Em janeiro de 2026, o cenário econômico do Centro-Oeste brasileiro consolida uma tendência observada nos últimos anos: o estado de Mato Grosso (MT) mantém sua posição como a 10ª maior economia regional do país, superando o vizinho Mato Grosso do Sul (MS), que ocupa a 15ª posição no ranking nacional do PIB.

O Gigante do Agronegócio em Ascensão
Mato Grosso deve liderar o crescimento do PIB entre os estados brasileiros em 2025, com estimativas de expansão de até 5,8%, quase o triplo da projeção nacional. O motor dessa economia continua sendo o agronegócio, com destaque para a produção recorde de grãos e pecuária. Embora Mato Grosso do Sul também registre índices expressivos de crescimento (com projeção de 4,2% para 2025), o volume nominal de Mato Grosso é substancialmente maior, refletindo uma integração mais profunda em cadeias globais de exportação.

O Peso da Divisão: A "Herança Maldita"
Apesar da pujança atual, Mato Grosso carrega cicatrizes financeiras do processo de separação ocorrido em 1977. Na época da divisão, o estado remanescente (ao norte) herdou a maior parte da dívida pública e dos encargos administrativos do antigo estado unitário.
Custos Administrativos: Enquanto o sul (MS) foi criado com uma estrutura nova e apoio federal, o norte precisou reorganizar sua administração central em Cuiabá sob forte pressão financeira.
Dívidas Históricas: Por décadas, o orçamento mato-grossense foi sangrado para o pagamento de dívidas que se originaram no momento da divisão e se agravaram nos anos 80 e 90. Apenas em 2014, o governo de Mato Grosso conseguiu quitar uma dessas dívidas históricas com a União, no valor de R$ 5,8 bilhões, referente a contratos assinados ainda na década de 90 para refinanciar débitos anteriores.
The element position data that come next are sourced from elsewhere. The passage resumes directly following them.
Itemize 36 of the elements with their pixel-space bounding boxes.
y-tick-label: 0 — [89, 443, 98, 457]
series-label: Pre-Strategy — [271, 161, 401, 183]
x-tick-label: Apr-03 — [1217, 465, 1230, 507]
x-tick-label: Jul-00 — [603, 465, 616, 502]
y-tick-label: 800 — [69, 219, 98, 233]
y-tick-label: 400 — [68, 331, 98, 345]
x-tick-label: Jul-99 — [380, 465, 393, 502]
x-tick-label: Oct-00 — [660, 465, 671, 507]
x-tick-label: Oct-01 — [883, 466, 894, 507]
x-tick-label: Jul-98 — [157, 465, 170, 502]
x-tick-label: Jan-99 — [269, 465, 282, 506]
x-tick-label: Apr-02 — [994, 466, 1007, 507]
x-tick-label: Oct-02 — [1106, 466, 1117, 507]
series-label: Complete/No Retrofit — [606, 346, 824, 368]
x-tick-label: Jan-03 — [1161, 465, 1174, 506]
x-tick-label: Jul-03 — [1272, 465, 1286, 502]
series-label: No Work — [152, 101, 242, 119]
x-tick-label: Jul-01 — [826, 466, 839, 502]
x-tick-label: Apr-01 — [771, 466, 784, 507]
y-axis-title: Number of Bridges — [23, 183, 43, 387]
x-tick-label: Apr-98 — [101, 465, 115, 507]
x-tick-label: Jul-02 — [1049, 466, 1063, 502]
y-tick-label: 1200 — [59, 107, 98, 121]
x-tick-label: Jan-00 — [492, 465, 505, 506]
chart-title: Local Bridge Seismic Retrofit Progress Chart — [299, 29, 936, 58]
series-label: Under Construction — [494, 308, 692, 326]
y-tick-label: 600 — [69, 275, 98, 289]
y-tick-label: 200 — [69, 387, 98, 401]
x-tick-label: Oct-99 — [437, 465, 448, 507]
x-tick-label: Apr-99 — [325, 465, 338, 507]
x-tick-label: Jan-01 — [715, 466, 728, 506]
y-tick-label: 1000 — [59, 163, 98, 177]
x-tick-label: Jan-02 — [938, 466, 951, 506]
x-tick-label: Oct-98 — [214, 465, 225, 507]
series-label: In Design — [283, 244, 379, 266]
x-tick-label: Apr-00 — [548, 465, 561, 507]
Realidades Contrastantes em 2026
Hoje, ambos os estados apresentam solidez fiscal, mas com perfis diferentes. Mato Grosso do Sul bateu recordes históricos de exportação em janeiro de 2026, alcançando US$ 10,7 bilhões em vendas externas. No entanto, Mato Grosso continua a ser o "celeiro do mundo", ostentando uma participação maior na economia brasileira e lidando de forma mais equilibrada com as dívidas do passado, transformando o antigo "custo da divisão" em uma base para investimentos em infraestrutura e logística.
A história mostra que, embora a separação tenha deixado um fardo financeiro pesado para Cuiabá, a explosão das commodities e a expansão da fronteira agrícola permitiram que Mato Grosso não apenas sobrevivesse à divisão, mas se tornasse a locomotiva do Centro-Oeste no século XXI.